With the usual conical shape of the breast, the projection of the breast is a factor that strongly influences the volume of the breast. The breast projection is also the variable with the highest correlation coefficient with breast volume (r = 0.963, p < 0.01). The breast projections in Luiz Sa’s study [9] and Demiroz’s study [3] were all much larger than our study or other anthropometric studies. The difference lies in the anatomical landmark chosen to measure breast projection. Both authors (Luiz Sa and Demiroz) chose from the axillary line to measure projection; this distance includes a part of the chest wall length, chest muscle thickness, and breast projection; it will not accurately reflect the breast projection. We chose to measure breast projection from the inframammary line and perpendicular to the chest wall, only accurately evaluating the skin, subcutaneous tissue, and breast gland component. In our study, the mean breast projection distance was 4.3 cm. The mean breast projection of Chinese women in Qiao’s study [1] was 3.6 cm, and the mean breast projection of Korean women in Sa Jin Kim’s study [15] was 3.3 cm.

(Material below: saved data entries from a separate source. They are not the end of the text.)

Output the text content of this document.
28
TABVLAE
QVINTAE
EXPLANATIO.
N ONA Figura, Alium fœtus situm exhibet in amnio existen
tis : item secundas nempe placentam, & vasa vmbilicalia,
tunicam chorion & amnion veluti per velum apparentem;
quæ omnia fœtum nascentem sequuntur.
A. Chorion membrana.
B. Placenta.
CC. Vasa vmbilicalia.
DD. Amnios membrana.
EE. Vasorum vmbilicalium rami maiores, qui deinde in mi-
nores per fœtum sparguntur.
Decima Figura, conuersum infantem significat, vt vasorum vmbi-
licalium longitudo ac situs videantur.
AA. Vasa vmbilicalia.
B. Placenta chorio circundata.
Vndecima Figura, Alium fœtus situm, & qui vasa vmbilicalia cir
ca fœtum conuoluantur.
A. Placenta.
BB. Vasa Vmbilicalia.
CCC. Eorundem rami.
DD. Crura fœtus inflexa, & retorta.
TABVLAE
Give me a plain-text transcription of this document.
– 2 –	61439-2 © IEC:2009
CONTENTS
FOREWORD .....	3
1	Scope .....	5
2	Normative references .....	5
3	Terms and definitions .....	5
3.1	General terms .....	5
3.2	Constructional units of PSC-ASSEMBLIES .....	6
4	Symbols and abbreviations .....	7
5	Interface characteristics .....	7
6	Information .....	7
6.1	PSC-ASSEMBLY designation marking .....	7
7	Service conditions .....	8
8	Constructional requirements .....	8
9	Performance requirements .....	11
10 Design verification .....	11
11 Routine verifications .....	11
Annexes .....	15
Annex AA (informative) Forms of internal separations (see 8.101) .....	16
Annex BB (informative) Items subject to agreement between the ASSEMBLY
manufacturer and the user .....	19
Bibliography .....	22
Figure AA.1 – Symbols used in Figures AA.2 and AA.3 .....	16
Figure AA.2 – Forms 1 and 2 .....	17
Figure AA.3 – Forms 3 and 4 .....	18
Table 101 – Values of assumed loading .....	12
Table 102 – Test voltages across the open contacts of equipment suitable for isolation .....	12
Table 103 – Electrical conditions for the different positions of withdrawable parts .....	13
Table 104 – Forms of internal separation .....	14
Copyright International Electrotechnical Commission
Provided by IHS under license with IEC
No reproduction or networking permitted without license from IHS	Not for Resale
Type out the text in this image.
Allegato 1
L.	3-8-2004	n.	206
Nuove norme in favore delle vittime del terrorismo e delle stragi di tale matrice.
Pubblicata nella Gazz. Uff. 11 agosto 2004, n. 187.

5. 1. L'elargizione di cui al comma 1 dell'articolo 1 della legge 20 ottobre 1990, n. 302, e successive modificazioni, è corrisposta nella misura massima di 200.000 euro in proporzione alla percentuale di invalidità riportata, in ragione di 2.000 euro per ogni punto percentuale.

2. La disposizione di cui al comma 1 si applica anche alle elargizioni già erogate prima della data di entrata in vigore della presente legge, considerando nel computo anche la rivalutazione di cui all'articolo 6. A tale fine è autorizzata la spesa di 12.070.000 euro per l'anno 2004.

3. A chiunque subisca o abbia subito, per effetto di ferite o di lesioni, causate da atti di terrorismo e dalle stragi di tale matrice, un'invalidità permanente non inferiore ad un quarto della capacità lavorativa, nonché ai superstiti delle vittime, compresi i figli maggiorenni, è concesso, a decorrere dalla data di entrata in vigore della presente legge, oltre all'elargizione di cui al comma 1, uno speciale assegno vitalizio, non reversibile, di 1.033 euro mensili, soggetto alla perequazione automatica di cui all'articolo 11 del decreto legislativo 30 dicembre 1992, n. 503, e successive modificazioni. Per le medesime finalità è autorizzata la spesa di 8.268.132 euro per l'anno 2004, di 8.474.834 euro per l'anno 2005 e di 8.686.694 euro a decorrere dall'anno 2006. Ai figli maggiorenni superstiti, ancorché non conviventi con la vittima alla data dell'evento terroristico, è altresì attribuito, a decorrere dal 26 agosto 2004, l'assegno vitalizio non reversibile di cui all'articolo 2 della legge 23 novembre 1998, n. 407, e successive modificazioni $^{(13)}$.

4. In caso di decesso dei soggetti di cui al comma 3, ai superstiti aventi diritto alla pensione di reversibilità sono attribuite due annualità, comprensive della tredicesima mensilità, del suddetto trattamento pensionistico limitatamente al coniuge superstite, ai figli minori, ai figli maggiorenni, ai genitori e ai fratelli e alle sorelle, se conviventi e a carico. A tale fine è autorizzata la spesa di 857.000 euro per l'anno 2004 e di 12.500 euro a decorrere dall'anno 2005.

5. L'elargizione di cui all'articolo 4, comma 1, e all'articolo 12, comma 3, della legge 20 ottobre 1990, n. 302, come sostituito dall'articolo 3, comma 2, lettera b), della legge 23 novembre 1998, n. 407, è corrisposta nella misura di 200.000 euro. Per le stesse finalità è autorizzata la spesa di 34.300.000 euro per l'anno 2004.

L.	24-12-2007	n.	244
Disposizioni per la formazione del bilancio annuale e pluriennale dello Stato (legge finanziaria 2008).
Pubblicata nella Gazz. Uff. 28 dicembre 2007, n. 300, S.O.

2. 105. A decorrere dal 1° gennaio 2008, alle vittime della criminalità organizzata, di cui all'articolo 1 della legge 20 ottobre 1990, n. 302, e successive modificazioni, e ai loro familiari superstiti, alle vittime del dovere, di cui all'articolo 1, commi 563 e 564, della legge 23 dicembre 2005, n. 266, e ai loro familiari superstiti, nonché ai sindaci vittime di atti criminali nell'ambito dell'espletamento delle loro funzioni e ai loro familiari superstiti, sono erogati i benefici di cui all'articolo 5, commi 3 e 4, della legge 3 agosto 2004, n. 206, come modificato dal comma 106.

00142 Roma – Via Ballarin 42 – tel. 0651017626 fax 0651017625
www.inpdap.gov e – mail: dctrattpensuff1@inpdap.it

The mean breast projection of Turkish women published by Avsar [8] was 4 cm, and Israeli women was 4.93 cm7 (Table 7).

Table 7 Comparison of LR, MR, IR, MP, and AD between countries

The limitations in previous studies on breast anthropometry include the lack of standardization in measurement techniques and the tools used before, during, and after interventions. The second issue is accurately determining anatomical landmarks for breast anthropometry. For skeletal landmarks such as the sternal notch and the mid-clavicle point, the positions are relatively stable across measurements and patients. However, accurately determining soft tissue landmarks, such as the outermost and innermost points of the breast, can sometimes be unclear, leading to measurement errors.

Our study was conducted on young volunteers aged 18 to 25 years, who had never given birth, had no previous breast surgery, and had no pre-existing diseases. Although this may not represent all Vietnamese women of various ages, it can represent young women who have never given birth. This valuable anthropometric data of the breast can assist plastic surgeons, cosmetic surgeons, and breast surgeons in planning for reconstructive and cosmetic breast surgery.